Bon à Savoir s’est donc procuré le bocal incriminé (voir photo), et a dû chercher à la loupe – et ça n’est pas une image! – entre les valeurs nutritives, les ingrédients et les informations concernant le fabricant, la fameuse mention: «Ces olives dénoyautées mécaniquement peuvent occasionnellement contenir un noyau.»
«Ils savent donc qu’un danger existe, s’indigne Jacques Droguet, et ils le signalent volontairement de manière illisible! Ils sont encore plus coupables.» «Il n’est pas question pour nous de cacher l’information au consommateur, se défend Jacqueline Pisler, porte-parole de Migros Vaud. Nous n’avons aucune obligation légale d’indiquer quoi que ce soit sur les bocaux d’olives dénoyautées.

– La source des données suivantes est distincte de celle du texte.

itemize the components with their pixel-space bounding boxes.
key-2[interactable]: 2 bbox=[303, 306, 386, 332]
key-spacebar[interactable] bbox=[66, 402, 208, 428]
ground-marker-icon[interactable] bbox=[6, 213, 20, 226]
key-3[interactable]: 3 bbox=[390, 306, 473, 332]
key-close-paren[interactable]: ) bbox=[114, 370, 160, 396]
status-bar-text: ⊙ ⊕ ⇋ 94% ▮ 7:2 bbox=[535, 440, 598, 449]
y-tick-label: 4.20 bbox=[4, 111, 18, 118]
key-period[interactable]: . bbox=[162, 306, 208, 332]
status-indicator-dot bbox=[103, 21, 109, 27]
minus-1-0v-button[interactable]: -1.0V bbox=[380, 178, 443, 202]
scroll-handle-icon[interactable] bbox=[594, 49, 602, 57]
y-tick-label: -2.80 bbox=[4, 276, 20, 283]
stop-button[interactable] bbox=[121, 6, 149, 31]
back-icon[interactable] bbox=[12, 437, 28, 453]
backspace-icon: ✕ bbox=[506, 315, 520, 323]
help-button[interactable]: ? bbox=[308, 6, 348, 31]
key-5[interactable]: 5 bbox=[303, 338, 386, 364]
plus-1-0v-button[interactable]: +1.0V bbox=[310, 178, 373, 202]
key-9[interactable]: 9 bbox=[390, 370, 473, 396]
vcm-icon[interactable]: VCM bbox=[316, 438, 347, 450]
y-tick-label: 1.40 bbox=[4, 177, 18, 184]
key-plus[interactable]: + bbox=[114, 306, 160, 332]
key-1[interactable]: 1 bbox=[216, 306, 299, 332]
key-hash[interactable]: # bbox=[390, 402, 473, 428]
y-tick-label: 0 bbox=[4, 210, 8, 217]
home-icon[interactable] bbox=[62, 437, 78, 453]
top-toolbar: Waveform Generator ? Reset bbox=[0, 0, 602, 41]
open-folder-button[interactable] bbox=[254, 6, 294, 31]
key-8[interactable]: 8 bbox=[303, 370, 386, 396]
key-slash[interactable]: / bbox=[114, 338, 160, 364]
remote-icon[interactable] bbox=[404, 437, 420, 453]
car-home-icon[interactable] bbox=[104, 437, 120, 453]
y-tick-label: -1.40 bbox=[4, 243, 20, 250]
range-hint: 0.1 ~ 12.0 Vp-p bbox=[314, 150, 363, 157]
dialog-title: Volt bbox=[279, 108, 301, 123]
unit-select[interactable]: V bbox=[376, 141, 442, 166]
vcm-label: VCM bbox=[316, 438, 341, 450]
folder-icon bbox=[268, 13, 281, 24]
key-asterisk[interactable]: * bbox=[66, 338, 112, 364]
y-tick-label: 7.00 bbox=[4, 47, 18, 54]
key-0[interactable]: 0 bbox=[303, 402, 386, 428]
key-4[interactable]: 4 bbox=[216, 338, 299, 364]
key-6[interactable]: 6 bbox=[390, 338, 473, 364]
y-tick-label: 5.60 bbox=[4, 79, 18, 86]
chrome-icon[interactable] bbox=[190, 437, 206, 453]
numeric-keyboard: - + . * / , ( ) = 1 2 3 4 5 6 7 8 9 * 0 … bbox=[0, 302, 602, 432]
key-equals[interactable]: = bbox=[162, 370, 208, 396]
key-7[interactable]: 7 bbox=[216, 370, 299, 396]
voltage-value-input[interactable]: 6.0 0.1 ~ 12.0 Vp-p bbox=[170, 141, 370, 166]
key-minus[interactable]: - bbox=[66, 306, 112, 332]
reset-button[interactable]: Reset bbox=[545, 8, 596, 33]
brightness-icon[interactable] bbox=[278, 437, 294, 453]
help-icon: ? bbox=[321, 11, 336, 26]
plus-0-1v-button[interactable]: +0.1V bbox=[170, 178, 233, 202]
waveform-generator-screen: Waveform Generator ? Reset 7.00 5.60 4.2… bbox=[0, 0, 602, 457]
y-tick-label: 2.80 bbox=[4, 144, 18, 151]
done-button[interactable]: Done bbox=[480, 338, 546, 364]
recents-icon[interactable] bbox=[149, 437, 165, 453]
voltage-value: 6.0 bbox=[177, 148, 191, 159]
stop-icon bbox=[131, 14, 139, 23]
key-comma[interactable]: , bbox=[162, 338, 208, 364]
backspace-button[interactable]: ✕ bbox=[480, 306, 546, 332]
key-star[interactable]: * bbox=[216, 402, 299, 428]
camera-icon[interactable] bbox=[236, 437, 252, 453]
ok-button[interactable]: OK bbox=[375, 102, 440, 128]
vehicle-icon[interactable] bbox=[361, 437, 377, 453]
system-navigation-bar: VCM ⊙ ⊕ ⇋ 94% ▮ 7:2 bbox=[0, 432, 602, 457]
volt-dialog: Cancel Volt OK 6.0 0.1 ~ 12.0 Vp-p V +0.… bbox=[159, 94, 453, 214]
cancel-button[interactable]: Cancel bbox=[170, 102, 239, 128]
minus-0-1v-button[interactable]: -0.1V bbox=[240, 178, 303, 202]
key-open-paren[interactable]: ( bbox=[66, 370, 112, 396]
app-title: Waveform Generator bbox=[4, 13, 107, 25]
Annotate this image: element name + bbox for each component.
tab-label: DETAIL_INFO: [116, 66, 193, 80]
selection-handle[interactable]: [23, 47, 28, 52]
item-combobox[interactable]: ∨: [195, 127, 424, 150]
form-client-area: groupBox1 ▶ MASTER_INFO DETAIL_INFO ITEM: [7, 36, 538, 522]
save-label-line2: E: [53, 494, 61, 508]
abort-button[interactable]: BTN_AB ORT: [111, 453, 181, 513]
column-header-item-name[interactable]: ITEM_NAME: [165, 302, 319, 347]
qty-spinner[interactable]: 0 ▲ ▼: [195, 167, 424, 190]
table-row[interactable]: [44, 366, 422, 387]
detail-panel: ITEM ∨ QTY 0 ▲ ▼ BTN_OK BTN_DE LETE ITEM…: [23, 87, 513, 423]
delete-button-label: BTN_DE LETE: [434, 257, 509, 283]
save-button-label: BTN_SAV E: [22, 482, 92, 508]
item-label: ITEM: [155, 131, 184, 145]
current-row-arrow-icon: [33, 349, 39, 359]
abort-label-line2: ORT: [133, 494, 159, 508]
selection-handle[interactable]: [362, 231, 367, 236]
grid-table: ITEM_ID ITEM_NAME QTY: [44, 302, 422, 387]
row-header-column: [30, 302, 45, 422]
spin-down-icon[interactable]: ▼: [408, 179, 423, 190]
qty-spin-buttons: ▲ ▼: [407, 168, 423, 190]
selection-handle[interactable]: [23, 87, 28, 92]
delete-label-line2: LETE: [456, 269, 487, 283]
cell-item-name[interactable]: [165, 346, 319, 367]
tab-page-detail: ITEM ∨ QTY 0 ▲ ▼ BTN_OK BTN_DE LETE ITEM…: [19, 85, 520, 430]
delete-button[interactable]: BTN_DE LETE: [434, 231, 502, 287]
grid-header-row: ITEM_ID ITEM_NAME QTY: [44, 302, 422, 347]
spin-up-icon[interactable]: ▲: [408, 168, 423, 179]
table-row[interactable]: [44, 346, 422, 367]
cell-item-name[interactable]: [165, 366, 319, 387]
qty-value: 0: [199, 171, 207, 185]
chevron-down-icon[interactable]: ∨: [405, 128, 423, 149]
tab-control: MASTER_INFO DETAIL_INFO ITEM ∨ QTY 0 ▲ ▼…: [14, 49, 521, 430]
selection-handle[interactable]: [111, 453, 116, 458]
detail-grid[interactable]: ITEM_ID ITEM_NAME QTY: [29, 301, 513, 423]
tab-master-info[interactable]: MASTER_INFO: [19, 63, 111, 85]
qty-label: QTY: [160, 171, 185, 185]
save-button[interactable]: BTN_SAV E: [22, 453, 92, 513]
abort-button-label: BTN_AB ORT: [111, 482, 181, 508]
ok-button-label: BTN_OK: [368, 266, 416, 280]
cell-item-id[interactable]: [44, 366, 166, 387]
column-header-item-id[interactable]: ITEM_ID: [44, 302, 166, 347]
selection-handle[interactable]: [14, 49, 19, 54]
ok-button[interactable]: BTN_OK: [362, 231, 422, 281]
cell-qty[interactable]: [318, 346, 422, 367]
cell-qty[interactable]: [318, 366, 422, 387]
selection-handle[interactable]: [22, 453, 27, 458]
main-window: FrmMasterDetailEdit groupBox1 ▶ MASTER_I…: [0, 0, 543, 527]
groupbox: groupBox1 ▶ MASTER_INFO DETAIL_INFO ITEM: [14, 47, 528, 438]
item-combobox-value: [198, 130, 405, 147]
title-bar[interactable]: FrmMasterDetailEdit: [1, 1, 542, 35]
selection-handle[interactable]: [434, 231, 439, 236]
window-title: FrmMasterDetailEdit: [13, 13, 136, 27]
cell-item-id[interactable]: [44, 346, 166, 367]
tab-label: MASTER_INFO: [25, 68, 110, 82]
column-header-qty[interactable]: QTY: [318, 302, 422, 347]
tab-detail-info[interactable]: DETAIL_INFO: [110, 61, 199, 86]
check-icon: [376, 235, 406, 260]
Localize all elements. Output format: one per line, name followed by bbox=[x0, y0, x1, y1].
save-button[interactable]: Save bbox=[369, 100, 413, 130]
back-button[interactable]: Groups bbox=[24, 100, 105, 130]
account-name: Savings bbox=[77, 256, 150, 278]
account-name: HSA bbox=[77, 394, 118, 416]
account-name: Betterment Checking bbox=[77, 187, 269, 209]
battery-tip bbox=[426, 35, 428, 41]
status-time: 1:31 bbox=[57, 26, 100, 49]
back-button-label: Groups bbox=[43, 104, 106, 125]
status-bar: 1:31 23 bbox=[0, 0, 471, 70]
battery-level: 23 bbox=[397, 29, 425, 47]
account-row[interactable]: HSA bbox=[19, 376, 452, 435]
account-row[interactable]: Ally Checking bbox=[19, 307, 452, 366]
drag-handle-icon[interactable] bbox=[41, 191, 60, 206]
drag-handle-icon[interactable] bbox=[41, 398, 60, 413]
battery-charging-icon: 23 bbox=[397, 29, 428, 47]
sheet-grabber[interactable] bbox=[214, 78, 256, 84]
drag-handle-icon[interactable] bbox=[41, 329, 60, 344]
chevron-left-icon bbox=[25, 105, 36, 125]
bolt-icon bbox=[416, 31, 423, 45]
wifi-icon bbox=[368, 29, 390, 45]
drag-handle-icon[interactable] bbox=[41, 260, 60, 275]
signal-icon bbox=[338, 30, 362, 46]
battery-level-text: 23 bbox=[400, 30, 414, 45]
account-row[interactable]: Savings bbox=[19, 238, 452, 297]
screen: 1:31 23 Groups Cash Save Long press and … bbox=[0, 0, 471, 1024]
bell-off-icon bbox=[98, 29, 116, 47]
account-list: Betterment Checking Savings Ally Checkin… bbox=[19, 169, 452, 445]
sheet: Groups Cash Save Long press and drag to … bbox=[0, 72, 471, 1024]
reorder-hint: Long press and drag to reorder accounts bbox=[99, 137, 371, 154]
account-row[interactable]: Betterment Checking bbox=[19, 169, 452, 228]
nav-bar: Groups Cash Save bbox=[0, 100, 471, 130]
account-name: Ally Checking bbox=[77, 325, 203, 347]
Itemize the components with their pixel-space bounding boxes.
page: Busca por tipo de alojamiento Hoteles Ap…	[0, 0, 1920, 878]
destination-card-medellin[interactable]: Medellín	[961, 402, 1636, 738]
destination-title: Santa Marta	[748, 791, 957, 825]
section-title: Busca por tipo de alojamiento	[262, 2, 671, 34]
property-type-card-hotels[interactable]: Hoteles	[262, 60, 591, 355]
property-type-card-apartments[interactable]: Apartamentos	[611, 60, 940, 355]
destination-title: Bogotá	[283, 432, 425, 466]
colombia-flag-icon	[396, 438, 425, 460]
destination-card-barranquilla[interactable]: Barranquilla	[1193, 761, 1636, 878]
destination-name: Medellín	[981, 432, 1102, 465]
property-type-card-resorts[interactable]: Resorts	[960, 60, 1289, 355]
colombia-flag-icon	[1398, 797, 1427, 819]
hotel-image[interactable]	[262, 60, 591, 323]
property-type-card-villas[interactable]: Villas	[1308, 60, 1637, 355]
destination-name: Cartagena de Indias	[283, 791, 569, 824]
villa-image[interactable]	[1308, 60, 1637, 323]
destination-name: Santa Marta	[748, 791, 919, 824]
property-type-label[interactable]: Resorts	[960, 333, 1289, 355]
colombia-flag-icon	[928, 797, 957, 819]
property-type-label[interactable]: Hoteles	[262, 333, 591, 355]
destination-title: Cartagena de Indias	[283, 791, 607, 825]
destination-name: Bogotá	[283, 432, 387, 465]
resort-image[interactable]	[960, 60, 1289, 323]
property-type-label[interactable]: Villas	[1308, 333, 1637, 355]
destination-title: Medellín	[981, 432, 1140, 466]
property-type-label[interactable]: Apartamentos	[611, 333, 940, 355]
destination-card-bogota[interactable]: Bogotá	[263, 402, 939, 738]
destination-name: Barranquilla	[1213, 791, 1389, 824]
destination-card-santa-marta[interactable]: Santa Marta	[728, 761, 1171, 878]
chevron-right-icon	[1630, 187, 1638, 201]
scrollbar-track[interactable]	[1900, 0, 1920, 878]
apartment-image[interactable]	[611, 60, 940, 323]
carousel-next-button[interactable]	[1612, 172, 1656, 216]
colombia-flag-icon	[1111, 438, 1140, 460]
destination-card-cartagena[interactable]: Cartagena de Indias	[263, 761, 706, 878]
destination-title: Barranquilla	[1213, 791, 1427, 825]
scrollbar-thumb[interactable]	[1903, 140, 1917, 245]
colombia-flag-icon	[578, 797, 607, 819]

Nous le faisons par souci de prévention.» Même s’il se montre touché par l’histoire de notre lecteur, le géant orange nie donc toute responsabilité dans sa mésaventure.
Avec raison sur le plan purement juridique, puisque l’ordonnance sur les denrées alimentaires ne stipule rien en matière d’étiquetage concernant la présence de noyaux dans les olives ou les cerises. L’usage veut simplement que si le producteur ne garantit pas l’innocuité totale de son produit, il doit y apposer une mise en garde. Cependant, Mme Pisler reconnaît que la mention est un peu petite: «Nous allons d’ailleurs rapidement entamer des démarches auprès de notre fournisseur pour en améliorer la lisibilité.»
Etiquette modifiée
Finalement, la mésaventure de M. Droguet et l’intervention de Bon à Savoir auront donc servi les consommateurs. Et également notre lecteur. Car enfin, suite à l’insistance de notre rédaction, Migros va participer aux frais de réparation dentaire à hauteur de 500 fr., mais à titre exceptionnel. Jacques Droguet est comblé par ce geste: «Lorsque j’avais écrit à Migros, à l’époque, je précisais que je souhaitais simplement une participation. Ce versement me fait très plaisir. Je remercie Migros et je suis encore plus satisfait d’apprendre que l’étiquetage sera modifié. Car au fond, c’est cela qui est important.»
Carole Pellouchoud
*Olives dénoyautées Sigolive, Premium Selection, 340 g, 2,20 fr.